The past couple of weeks has been tough for many colleagues in the UAE media industry. First, information was leaked about job losses at the Abu Dhabi-based, English language daily The National. The reported job cuts follows five months after the paper’s purchase by International Media Investments (IMI), a subsidiary of private investment firm Abu Dhabi Media Investment Corporation (ADMIC) from state-owned Abu Dhabi Media Company (ADM). At least a quarter of the editorial staff will be leaving The National by the end of June 2017, as the paper’s owners support a “digital transformation” at the paper.
“As part of this transition, over the past few months, IMI has finalised its new vision for The National, supported by a robust editorial strategy to ensure that The National fulfils its potential as a premier English language source of news about and for the Middle East,” a spokesperson told the AFP.
Abu Dhabi Media Investment Corporation also owns a majority stake in Sky News Arabia, and a project team has been set up to aid the “digital transformation” at The National.

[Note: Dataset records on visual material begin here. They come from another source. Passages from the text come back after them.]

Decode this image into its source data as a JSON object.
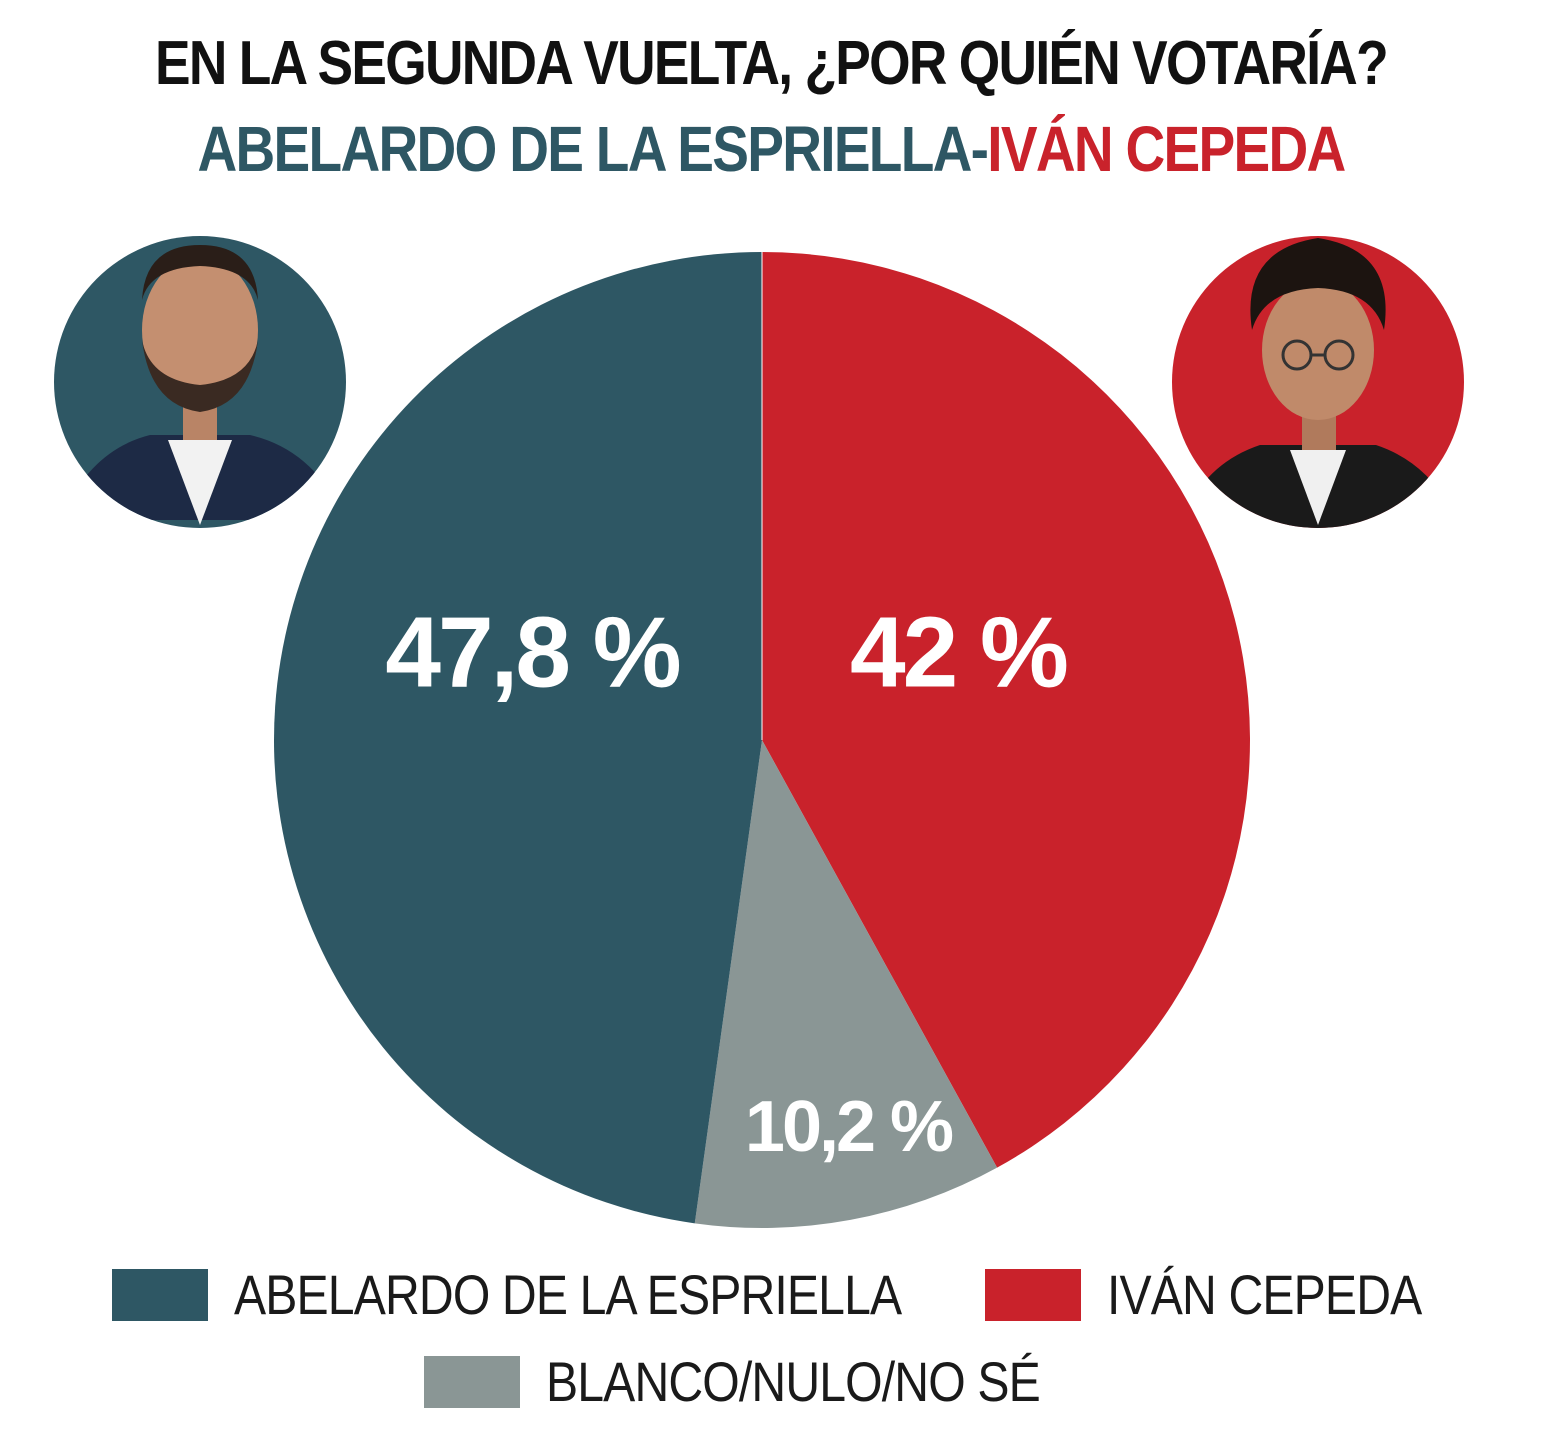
{
  "title": "EN LA SEGUNDA VUELTA, ¿POR QUIÉN VOTARÍA?",
  "subtitle": {
    "candidate_a": "ABELARDO DE LA ESPRIELLA",
    "separator": "-",
    "candidate_b": "IVÁN CEPEDA"
  },
  "colors": {
    "abelardo": "#2e5764",
    "cepeda": "#c9222b",
    "blanco": "#8a9695"
  },
  "portraits": {
    "left": "portrait-abelardo-de-la-espriella",
    "right": "portrait-ivan-cepeda"
  },
  "chart_data": {
    "type": "pie",
    "title": "EN LA SEGUNDA VUELTA, ¿POR QUIÉN VOTARÍA?",
    "start": "12 o'clock",
    "slices": [
      {
        "label": "IVÁN CEPEDA",
        "value": 42,
        "display": "42 %",
        "color": "#c9222b"
      },
      {
        "label": "BLANCO/NULO/NO SÉ",
        "value": 10.2,
        "display": "10,2 %",
        "color": "#8a9695"
      },
      {
        "label": "ABELARDO DE LA ESPRIELLA",
        "value": 47.8,
        "display": "47,8 %",
        "color": "#2e5764"
      }
    ],
    "legend_placement": "bottom"
  },
  "legend": [
    {
      "label": "ABELARDO DE LA ESPRIELLA",
      "color": "#2e5764"
    },
    {
      "label": "IVÁN CEPEDA",
      "color": "#c9222b"
    },
    {
      "label": "BLANCO/NULO/NO SÉ",
      "color": "#8a9695"
    }
  ]
}
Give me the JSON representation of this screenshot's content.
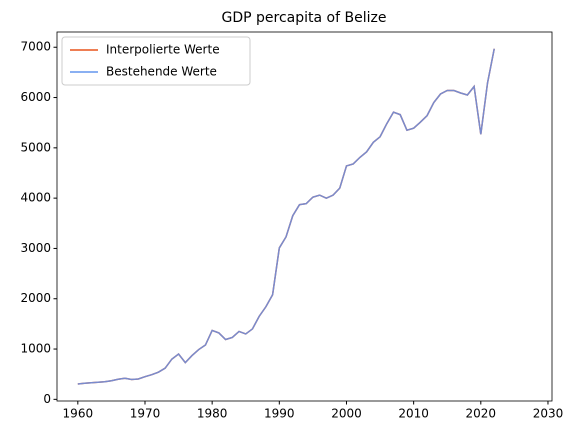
{
  "chart_data": {
    "type": "line",
    "title": "GDP percapita of Belize",
    "x": [
      1960,
      1961,
      1962,
      1963,
      1964,
      1965,
      1966,
      1967,
      1968,
      1969,
      1970,
      1971,
      1972,
      1973,
      1974,
      1975,
      1976,
      1977,
      1978,
      1979,
      1980,
      1981,
      1982,
      1983,
      1984,
      1985,
      1986,
      1987,
      1988,
      1989,
      1990,
      1991,
      1992,
      1993,
      1994,
      1995,
      1996,
      1997,
      1998,
      1999,
      2000,
      2001,
      2002,
      2003,
      2004,
      2005,
      2006,
      2007,
      2008,
      2009,
      2010,
      2011,
      2012,
      2013,
      2014,
      2015,
      2016,
      2017,
      2018,
      2019,
      2020,
      2021,
      2022
    ],
    "series": [
      {
        "name": "Interpolierte Werte",
        "color": "#e8541c",
        "values": [
          305,
          320,
          330,
          340,
          350,
          370,
          400,
          420,
          395,
          405,
          450,
          490,
          540,
          620,
          800,
          900,
          730,
          870,
          990,
          1080,
          1370,
          1320,
          1190,
          1230,
          1350,
          1300,
          1400,
          1650,
          1840,
          2080,
          3010,
          3230,
          3650,
          3870,
          3890,
          4020,
          4060,
          4000,
          4060,
          4200,
          4640,
          4680,
          4810,
          4920,
          5110,
          5220,
          5480,
          5710,
          5660,
          5350,
          5390,
          5510,
          5640,
          5900,
          6070,
          6140,
          6140,
          6090,
          6050,
          6220,
          5270,
          6290,
          6970
        ]
      },
      {
        "name": "Bestehende Werte",
        "color": "#6495ed",
        "values": [
          305,
          320,
          330,
          340,
          350,
          370,
          400,
          420,
          395,
          405,
          450,
          490,
          540,
          620,
          800,
          900,
          730,
          870,
          990,
          1080,
          1370,
          1320,
          1190,
          1230,
          1350,
          1300,
          1400,
          1650,
          1840,
          2080,
          3010,
          3230,
          3650,
          3870,
          3890,
          4020,
          4060,
          4000,
          4060,
          4200,
          4640,
          4680,
          4810,
          4920,
          5110,
          5220,
          5480,
          5710,
          5660,
          5350,
          5390,
          5510,
          5640,
          5900,
          6070,
          6140,
          6140,
          6090,
          6050,
          6220,
          5270,
          6290,
          6970
        ]
      }
    ],
    "xlim": [
      1956.9,
      2030.6
    ],
    "ylim": [
      -33,
      7303
    ],
    "xticks": [
      1960,
      1970,
      1980,
      1990,
      2000,
      2010,
      2020,
      2030
    ],
    "yticks": [
      0,
      1000,
      2000,
      3000,
      4000,
      5000,
      6000,
      7000
    ],
    "legend": "upper left"
  }
}
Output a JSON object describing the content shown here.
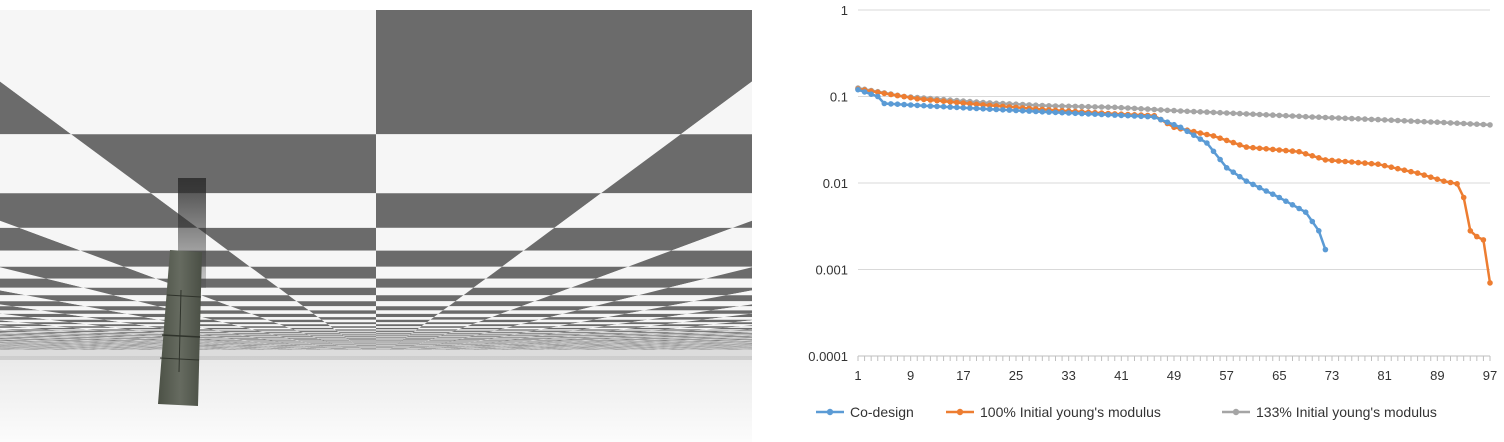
{
  "scene": {
    "description_icon": "checkerboard-ceiling-render",
    "colors": {
      "dark": "#6b6b6b",
      "light": "#f6f6f6",
      "floor_top": "#ececec",
      "floor_bottom": "#fbfbfb",
      "beam": "#5a5f54"
    }
  },
  "chart_data": {
    "type": "line",
    "title": "",
    "xlabel": "",
    "ylabel": "",
    "yscale": "log",
    "ylim": [
      0.0001,
      1
    ],
    "xlim": [
      1,
      97
    ],
    "y_tick_labels": [
      "1",
      "0.1",
      "0.01",
      "0.001",
      "0.0001"
    ],
    "y_tick_values": [
      1,
      0.1,
      0.01,
      0.001,
      0.0001
    ],
    "x_tick_labels": [
      "1",
      "9",
      "17",
      "25",
      "33",
      "41",
      "49",
      "57",
      "65",
      "73",
      "81",
      "89",
      "97"
    ],
    "x_tick_values": [
      1,
      9,
      17,
      25,
      33,
      41,
      49,
      57,
      65,
      73,
      81,
      89,
      97
    ],
    "grid": "horizontal",
    "legend_position": "bottom",
    "series": [
      {
        "name": "Co-design",
        "color": "#5b9bd5",
        "anchors": [
          [
            1,
            0.12
          ],
          [
            4,
            0.1
          ],
          [
            5,
            0.083
          ],
          [
            10,
            0.079
          ],
          [
            20,
            0.072
          ],
          [
            30,
            0.066
          ],
          [
            40,
            0.061
          ],
          [
            46,
            0.058
          ],
          [
            50,
            0.044
          ],
          [
            54,
            0.029
          ],
          [
            57,
            0.015
          ],
          [
            60,
            0.0105
          ],
          [
            65,
            0.0068
          ],
          [
            69,
            0.0046
          ],
          [
            71,
            0.0028
          ],
          [
            72,
            0.0017
          ]
        ]
      },
      {
        "name": "100% Initial young's modulus",
        "color": "#ed7d31",
        "anchors": [
          [
            1,
            0.122
          ],
          [
            10,
            0.094
          ],
          [
            20,
            0.08
          ],
          [
            30,
            0.07
          ],
          [
            40,
            0.063
          ],
          [
            46,
            0.06
          ],
          [
            49,
            0.044
          ],
          [
            55,
            0.035
          ],
          [
            60,
            0.026
          ],
          [
            68,
            0.023
          ],
          [
            72,
            0.0185
          ],
          [
            80,
            0.0165
          ],
          [
            86,
            0.013
          ],
          [
            90,
            0.0105
          ],
          [
            92,
            0.0098
          ],
          [
            93,
            0.0068
          ],
          [
            94,
            0.0028
          ],
          [
            95,
            0.0024
          ],
          [
            96,
            0.0022
          ],
          [
            97,
            0.0007
          ]
        ]
      },
      {
        "name": "133% Initial young's modulus",
        "color": "#a5a5a5",
        "anchors": [
          [
            1,
            0.125
          ],
          [
            8,
            0.1
          ],
          [
            20,
            0.085
          ],
          [
            30,
            0.078
          ],
          [
            40,
            0.075
          ],
          [
            50,
            0.068
          ],
          [
            60,
            0.063
          ],
          [
            70,
            0.058
          ],
          [
            80,
            0.054
          ],
          [
            90,
            0.05
          ],
          [
            97,
            0.047
          ]
        ]
      }
    ]
  }
}
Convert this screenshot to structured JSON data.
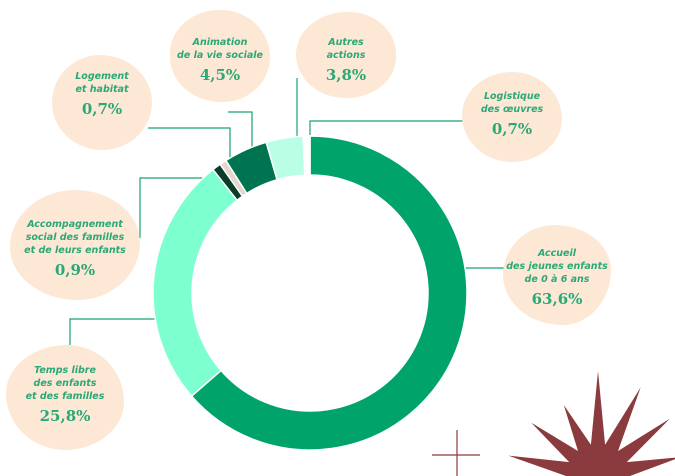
{
  "chart_data": {
    "type": "pie",
    "title": "",
    "labels": [
      {
        "text": "Accueil\ndes jeunes enfants\nde 0 à 6 ans",
        "value_text": "63,6%"
      },
      {
        "text": "Temps libre\ndes enfants\net des familles",
        "value_text": "25,8%"
      },
      {
        "text": "Accompagnement\nsocial des familles\net de leurs enfants",
        "value_text": "0,9%"
      },
      {
        "text": "Logement\net habitat",
        "value_text": "0,7%"
      },
      {
        "text": "Animation\nde la vie sociale",
        "value_text": "4,5%"
      },
      {
        "text": "Autres\nactions",
        "value_text": "3,8%"
      },
      {
        "text": "Logistique\ndes œuvres",
        "value_text": "0,7%"
      }
    ],
    "values": [
      63.6,
      25.8,
      0.9,
      0.7,
      4.5,
      3.8,
      0.7
    ],
    "colors": [
      "#00a46b",
      "#7effd0",
      "#0b3d2b",
      "#e3d6ce",
      "#007450",
      "#b8ffe6",
      "#ffffff"
    ],
    "donut": true,
    "legend": "none"
  },
  "decor_colors": {
    "label_bubble": "#fde8d6",
    "label_text": "#2aa876",
    "leader_line": "#19a46c",
    "star": "#8b3b3e"
  }
}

The second news story over the past week were job cuts at Dubai-based English language television channel, City 7 TV. The channel has been sold by BinHendi Enterprises to WeTel-TV, a TV platform for global educational news and current affairs. A number of the editorial team have left as the channel focuses on education.
For many media outlets, the focus is increasingly on profit. In a region which is going through austerity, and where media ownership is primarily in the hands of government (for newspapers and television at the very least), there seems to be a rethink among many outlets as to how to reduce costs. As with every other region, digital is waved as the answer. However, even global titles such as the Wall Street Journal, the New York Times, and the Daily Mail have struggled to turn a profit online. Digital revenue streams simply aren’t going to replace lost print advertising any time soon.
The other question that The National’s media owners need to ask is how will the loss of so many journalists impact editorial quality? When it comes to media consumption, online is no different from offline; readers want good content. How that content is delivered is obviously different, but the demand for good media will remain. And will there be a logical approach to a “digital transformation”, that combines both The National’s quality copy with the multimedia abilities of Sky News Arabia? An Abu-Dhabi based rival to AJ+ would be an exciting proposition, and I hope that The National has a strong digital enabler at the helm.
Whatever happens with both publications, my thoughts are very much with those people who are leaving. I hope that you’ll find new employment soon.